Vaadinden asla dönmeyen ve hasretleri vuslata çeviren Rabb’in selamı rahmeti ve bereketi üzerinize olsun…
Ben Beyza Ayaz. 2004 yılında İstanbul’da doğdum.2022 yılında Eyüpsultan Kız Anadolu İmam hatip Lisesi’nden mezun oldum. Şu an İstanbul Medeniyet Üniversitesi’nde Endüstri Mühendisliği 1. sınıf öğrencisiyim.Bir Müslümana yakışır bir duruşla işini en iyi yapan, yaptığı işlerle hem vatanına faydalı olan hem de tüm mazlum coğrafyalara uzanan bir el olan iyi bir mühendis olmayı hedefliyorum.Üstad Necip Fazıl’ın Gençliğe Hitabe’sinde bahsettiği gibi “Zaman bendedir ve mekan bana emanettir!” ,”Benim olmadığım yerde kimse yoktur!” şuurunda ,her alanda söyleyebilecek bir sözü olan, ümmeti en güzel şekilde temsil ve hizmet edebilmek için kendini geliştirmeye çalışan çabalayan, bu ümmetin bir evladıyım.
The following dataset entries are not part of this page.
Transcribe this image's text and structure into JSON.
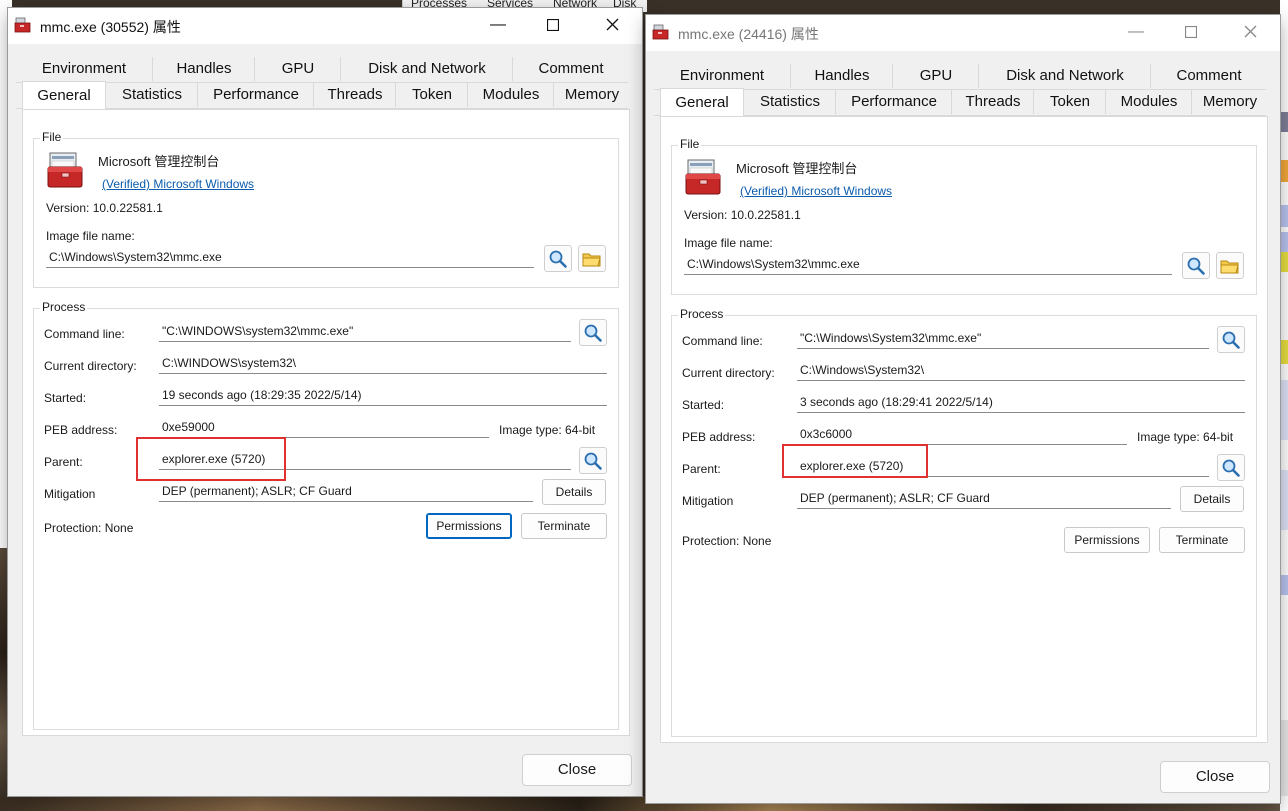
{
  "background": {
    "top_tabs": [
      "Processes",
      "Services",
      "Network",
      "Disk"
    ]
  },
  "dialog_left": {
    "title": "mmc.exe (30552) 属性",
    "tabs_back": [
      "Environment",
      "Handles",
      "GPU",
      "Disk and Network",
      "Comment"
    ],
    "tabs_front": [
      "General",
      "Statistics",
      "Performance",
      "Threads",
      "Token",
      "Modules",
      "Memory"
    ],
    "selected_tab": "General",
    "file": {
      "group_label": "File",
      "description": "Microsoft 管理控制台",
      "verified": "(Verified) Microsoft Windows",
      "version": "Version: 10.0.22581.1",
      "image_label": "Image file name:",
      "image_path": "C:\\Windows\\System32\\mmc.exe"
    },
    "process": {
      "group_label": "Process",
      "command_line_label": "Command line:",
      "command_line": "\"C:\\WINDOWS\\system32\\mmc.exe\"",
      "current_dir_label": "Current directory:",
      "current_dir": "C:\\WINDOWS\\system32\\",
      "started_label": "Started:",
      "started": "19 seconds ago (18:29:35 2022/5/14)",
      "peb_label": "PEB address:",
      "peb": "0xe59000",
      "image_type": "Image type: 64-bit",
      "parent_label": "Parent:",
      "parent": "explorer.exe (5720)",
      "mitigation_label": "Mitigation",
      "mitigation": "DEP (permanent); ASLR; CF Guard",
      "details": "Details",
      "protection": "Protection: None",
      "permissions": "Permissions",
      "terminate": "Terminate"
    },
    "close": "Close"
  },
  "dialog_right": {
    "title": "mmc.exe (24416) 属性",
    "tabs_back": [
      "Environment",
      "Handles",
      "GPU",
      "Disk and Network",
      "Comment"
    ],
    "tabs_front": [
      "General",
      "Statistics",
      "Performance",
      "Threads",
      "Token",
      "Modules",
      "Memory"
    ],
    "selected_tab": "General",
    "file": {
      "group_label": "File",
      "description": "Microsoft 管理控制台",
      "verified": "(Verified) Microsoft Windows",
      "version": "Version: 10.0.22581.1",
      "image_label": "Image file name:",
      "image_path": "C:\\Windows\\System32\\mmc.exe"
    },
    "process": {
      "group_label": "Process",
      "command_line_label": "Command line:",
      "command_line": "\"C:\\Windows\\System32\\mmc.exe\"",
      "current_dir_label": "Current directory:",
      "current_dir": "C:\\Windows\\System32\\",
      "started_label": "Started:",
      "started": "3 seconds ago (18:29:41 2022/5/14)",
      "peb_label": "PEB address:",
      "peb": "0x3c6000",
      "image_type": "Image type: 64-bit",
      "parent_label": "Parent:",
      "parent": "explorer.exe (5720)",
      "mitigation_label": "Mitigation",
      "mitigation": "DEP (permanent); ASLR; CF Guard",
      "details": "Details",
      "protection": "Protection: None",
      "permissions": "Permissions",
      "terminate": "Terminate"
    },
    "close": "Close"
  },
  "icons": {
    "app": "toolbox-icon",
    "search": "magnifier-icon",
    "folder": "folder-icon",
    "minimize": "minimize-icon",
    "maximize": "maximize-icon",
    "close": "close-icon"
  },
  "colors": {
    "highlight": "#e03030",
    "link": "#0b5cad",
    "focus": "#0067c0"
  }
}
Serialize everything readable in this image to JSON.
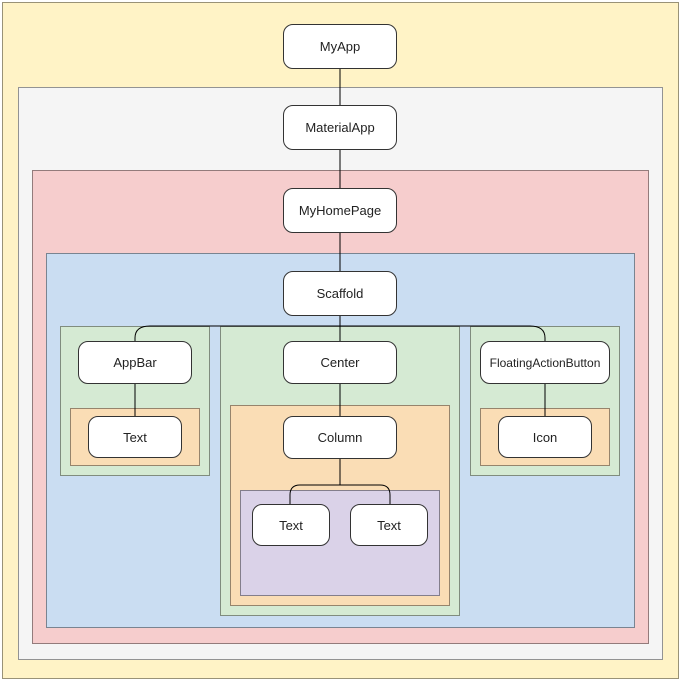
{
  "nodes": {
    "myapp": "MyApp",
    "materialapp": "MaterialApp",
    "myhomepage": "MyHomePage",
    "scaffold": "Scaffold",
    "appbar": "AppBar",
    "center": "Center",
    "fab": "FloatingActionButton",
    "text_appbar": "Text",
    "column": "Column",
    "icon": "Icon",
    "text_left": "Text",
    "text_right": "Text"
  },
  "regions": {
    "yellow_outer": "#FFF3C6",
    "gray": "#F5F5F5",
    "pink": "#F6CDCD",
    "blue": "#CADDF2",
    "green": "#D5EAD3",
    "orange_left": "#FADDB5",
    "orange_mid": "#FADDB5",
    "orange_right": "#FADDB5",
    "purple": "#DAD2E8"
  }
}
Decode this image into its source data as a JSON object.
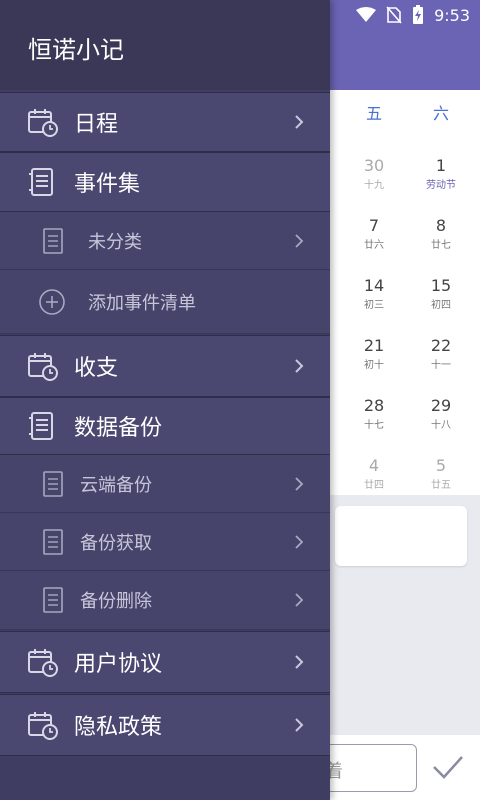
{
  "status": {
    "time": "9:53"
  },
  "calendar": {
    "weekdays": [
      "五",
      "六"
    ],
    "rows": [
      [
        {
          "d": "30",
          "l": "十九"
        },
        {
          "d": "1",
          "l": "劳动节"
        }
      ],
      [
        {
          "d": "7",
          "l": "廿六"
        },
        {
          "d": "8",
          "l": "廿七"
        }
      ],
      [
        {
          "d": "14",
          "l": "初三"
        },
        {
          "d": "15",
          "l": "初四"
        }
      ],
      [
        {
          "d": "21",
          "l": "初十"
        },
        {
          "d": "22",
          "l": "十一"
        }
      ],
      [
        {
          "d": "28",
          "l": "十七"
        },
        {
          "d": "29",
          "l": "十八"
        }
      ],
      [
        {
          "d": "4",
          "l": "廿四"
        },
        {
          "d": "5",
          "l": "廿五"
        }
      ]
    ]
  },
  "bottom": {
    "input_partial": "着"
  },
  "drawer": {
    "title": "恒诺小记",
    "items": {
      "schedule": "日程",
      "event_set": "事件集",
      "uncategorized": "未分类",
      "add_list": "添加事件清单",
      "income_expense": "收支",
      "data_backup": "数据备份",
      "cloud_backup": "云端备份",
      "backup_fetch": "备份获取",
      "backup_delete": "备份删除",
      "user_agreement": "用户协议",
      "privacy_policy": "隐私政策"
    }
  },
  "colors": {
    "accent": "#6b63b3",
    "drawer": "#3f3d61"
  }
}
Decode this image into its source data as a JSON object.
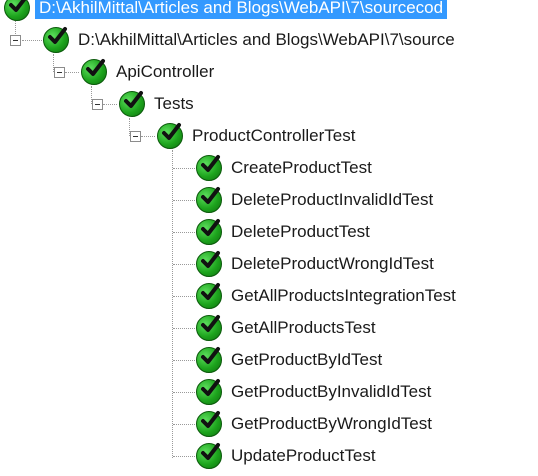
{
  "tree": {
    "root_selected": {
      "label": "D:\\AkhilMittal\\Articles and Blogs\\WebAPI\\7\\sourcecod"
    },
    "root": {
      "label": "D:\\AkhilMittal\\Articles and Blogs\\WebAPI\\7\\source"
    },
    "project": {
      "label": "ApiController"
    },
    "namespace": {
      "label": "Tests"
    },
    "fixture": {
      "label": "ProductControllerTest"
    },
    "tests": [
      {
        "label": "CreateProductTest"
      },
      {
        "label": "DeleteProductInvalidIdTest"
      },
      {
        "label": "DeleteProductTest"
      },
      {
        "label": "DeleteProductWrongIdTest"
      },
      {
        "label": "GetAllProductsIntegrationTest"
      },
      {
        "label": "GetAllProductsTest"
      },
      {
        "label": "GetProductByIdTest"
      },
      {
        "label": "GetProductByInvalidIdTest"
      },
      {
        "label": "GetProductByWrongIdTest"
      },
      {
        "label": "UpdateProductTest"
      }
    ]
  },
  "colors": {
    "selection": "#3399ff",
    "pass_green": "#1da41d"
  },
  "icons": {
    "status": "check-passed-icon",
    "expander": "collapse-icon"
  }
}
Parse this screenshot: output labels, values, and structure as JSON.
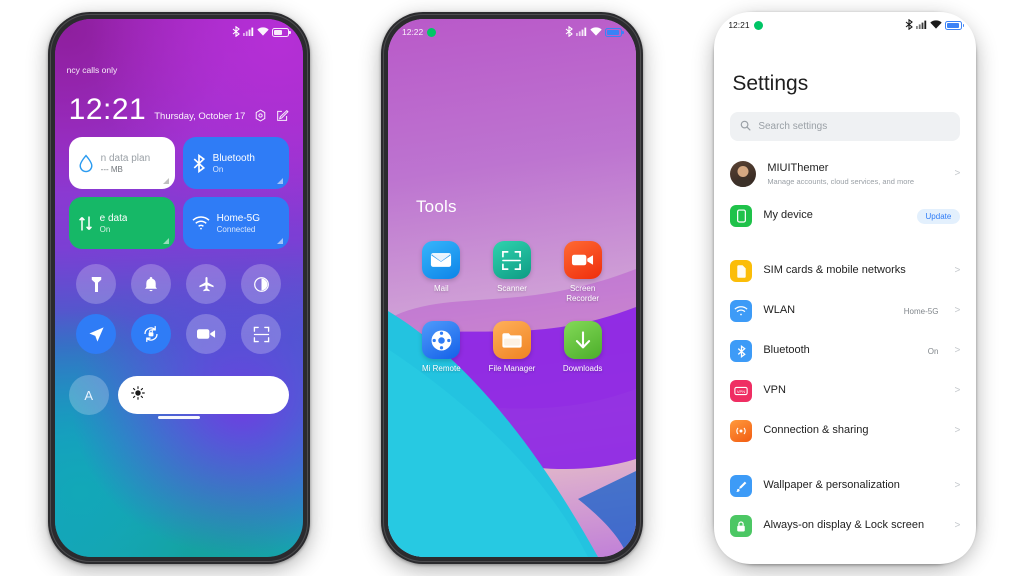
{
  "phones": {
    "control_center": {
      "status": {
        "carrier": "ncy calls only",
        "icons": [
          "bluetooth-icon",
          "signal-icon",
          "wifi-icon",
          "battery-icon"
        ]
      },
      "clock": {
        "time": "12:21",
        "date": "Thursday, October 17",
        "icons": [
          "settings-hex-icon",
          "edit-icon"
        ]
      },
      "tiles": [
        {
          "title": "n data plan",
          "sub": "--- MB",
          "icon": "water-drop-icon",
          "style": "white"
        },
        {
          "title": "Bluetooth",
          "sub": "On",
          "icon": "bluetooth-icon",
          "style": "blue"
        },
        {
          "title": "e data",
          "sub": "On",
          "icon": "data-arrows-icon",
          "style": "green"
        },
        {
          "title": "Home-5G",
          "sub": "Connected",
          "icon": "wifi-icon",
          "style": "blue"
        }
      ],
      "toggles": [
        {
          "name": "flashlight-icon",
          "active": false
        },
        {
          "name": "bell-icon",
          "active": false
        },
        {
          "name": "airplane-icon",
          "active": false
        },
        {
          "name": "dark-mode-icon",
          "active": false
        },
        {
          "name": "location-icon",
          "active": true
        },
        {
          "name": "auto-rotate-icon",
          "active": true
        },
        {
          "name": "screen-record-icon",
          "active": false
        },
        {
          "name": "scan-icon",
          "active": false
        }
      ],
      "brightness": {
        "auto_label": "A",
        "icon": "brightness-icon"
      }
    },
    "folder": {
      "status": {
        "time": "12:22",
        "badge": "green-dot-icon"
      },
      "folder_name": "Tools",
      "apps": [
        {
          "label": "Mail",
          "icon": "mail-icon",
          "color": "#1f9bf0"
        },
        {
          "label": "Scanner",
          "icon": "scanner-icon",
          "color": "#18b89a"
        },
        {
          "label": "Screen Recorder",
          "icon": "screen-recorder-icon",
          "color": "#f5441f"
        },
        {
          "label": "Mi Remote",
          "icon": "remote-icon",
          "color": "#2f7cf6"
        },
        {
          "label": "File Manager",
          "icon": "folder-icon",
          "color": "#f0963c"
        },
        {
          "label": "Downloads",
          "icon": "download-icon",
          "color": "#5fc23b"
        }
      ]
    },
    "settings": {
      "status": {
        "time": "12:21",
        "badge": "green-dot-icon"
      },
      "title": "Settings",
      "search": {
        "placeholder": "Search settings",
        "icon": "search-icon"
      },
      "groups": [
        {
          "rows": [
            {
              "title": "MIUIThemer",
              "sub": "Manage accounts, cloud services, and more",
              "icon": "avatar",
              "chevron": ">"
            },
            {
              "title": "My device",
              "badge": "Update",
              "icon": "device-icon",
              "color": "#1fc24a"
            }
          ]
        },
        {
          "rows": [
            {
              "title": "SIM cards & mobile networks",
              "icon": "sim-icon",
              "color": "#fbbd08",
              "chevron": ">"
            },
            {
              "title": "WLAN",
              "value": "Home-5G",
              "icon": "wifi-icon",
              "color": "#3d9bf7",
              "chevron": ">"
            },
            {
              "title": "Bluetooth",
              "value": "On",
              "icon": "bluetooth-icon",
              "color": "#3d9bf7",
              "chevron": ">"
            },
            {
              "title": "VPN",
              "icon": "vpn-icon",
              "color": "#ef2e63",
              "chevron": ">"
            },
            {
              "title": "Connection & sharing",
              "icon": "connection-icon",
              "color": "#f37021",
              "chevron": ">"
            }
          ]
        },
        {
          "rows": [
            {
              "title": "Wallpaper & personalization",
              "icon": "brush-icon",
              "color": "#3d9bf7",
              "chevron": ">"
            },
            {
              "title": "Always-on display & Lock screen",
              "icon": "lock-icon",
              "color": "#4cc764",
              "chevron": ">"
            }
          ]
        }
      ]
    }
  }
}
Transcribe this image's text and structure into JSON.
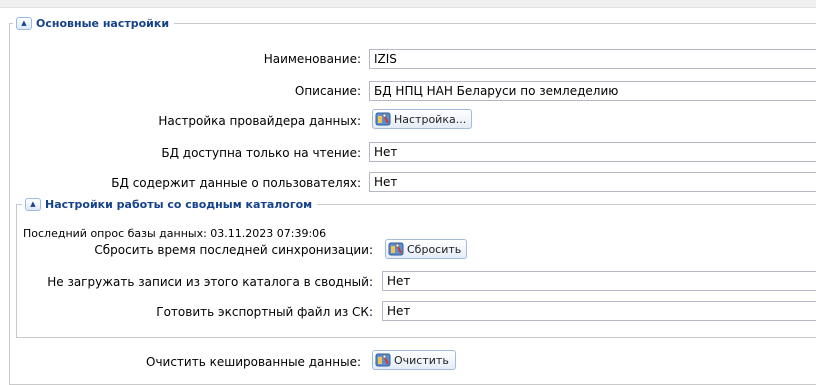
{
  "main": {
    "legend": "Основные настройки",
    "name_label": "Наименование:",
    "name_value": "IZIS",
    "description_label": "Описание:",
    "description_value": "БД НПЦ НАН Беларуси по земледелию",
    "provider_label": "Настройка провайдера данных:",
    "provider_button": "Настройка...",
    "readonly_label": "БД доступна только на чтение:",
    "readonly_value": "Нет",
    "userdata_label": "БД содержит данные о пользователях:",
    "userdata_value": "Нет"
  },
  "catalog": {
    "legend": "Настройки работы со сводным каталогом",
    "last_poll": "Последний опрос базы данных: 03.11.2023 07:39:06",
    "reset_label": "Сбросить время последней синхронизации:",
    "reset_button": "Сбросить",
    "noload_label": "Не загружать записи из этого каталога в сводный:",
    "noload_value": "Нет",
    "export_label": "Готовить экспортный файл из СК:",
    "export_value": "Нет"
  },
  "cache": {
    "clear_label": "Очистить кешированные данные:",
    "clear_button": "Очистить"
  },
  "icons": {
    "collapse": "collapse-up-icon",
    "tool": "toolbox-icon"
  },
  "colors": {
    "legend_text": "#15428b",
    "field_border": "#b5b8c8",
    "button_border": "#a3bad9"
  }
}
Ve büyük Kudüs hasretimin sona erişi…
Yıllardır kilometrelerce uzaktan sahip çıkmaya çalıştığım, acısını hüznünü kalbimde taşıdığım, adı her geçtiğinde gözlerimi buğulandıran şehir.İlk defa bu işgali, bu hüznü, bu acıyı gözlerimle gördüm, kulaklarımla duydum ve ellerimle dokundum.Ve bugüne kadar üzüldüğüm şeylerin önemsizliği bir tokat gibi yüzüme çarptı.Kendi mescidimize girmek için her kapıda bekleyen İsrail askerini, gözlerindeki nefreti ve acımasızlığı ,Filistinlilere karşı örülmüş uzun sert ve soğuk duvarı, bir şımarık İsrail çocuğunun kışkırtmalarına karşı kendini zor tutan Filistinli delikanlının gözlerindeki çaresizliği, her bir parçasında Osmanlı’nın Müslümanların izi olan topraklara nasıl çöktüklerini, Efendim’in ayak izlerini taşıyan semâlarında dalgalanan İsrail bayrağını, Hz.Yakup, Hz İbrahim ve Hz.İshak peygamberlerin yanına varabilmek için geçtiğimiz üç tane boyu aşan turnikeleri, bir kısmı sinagoga çevirilmiş mescidimizi, kendi sokağında yürüyen bir Filistinlinin İsrail askerinin canı istediği için durduruluşunu, Filistin halkının üzerine kurdukları baskıları, mescidimize giren baskıncıları nasıl koruduklarını gözlerimle gördüm.Hz.İbrahim’in yanıbaşında yahudilerin kendince ibadetlerinde çıkardıkları gürültüyü ,Aksâ’nın avlusunda yankılanan çan seslerini kulaklarımla duydum.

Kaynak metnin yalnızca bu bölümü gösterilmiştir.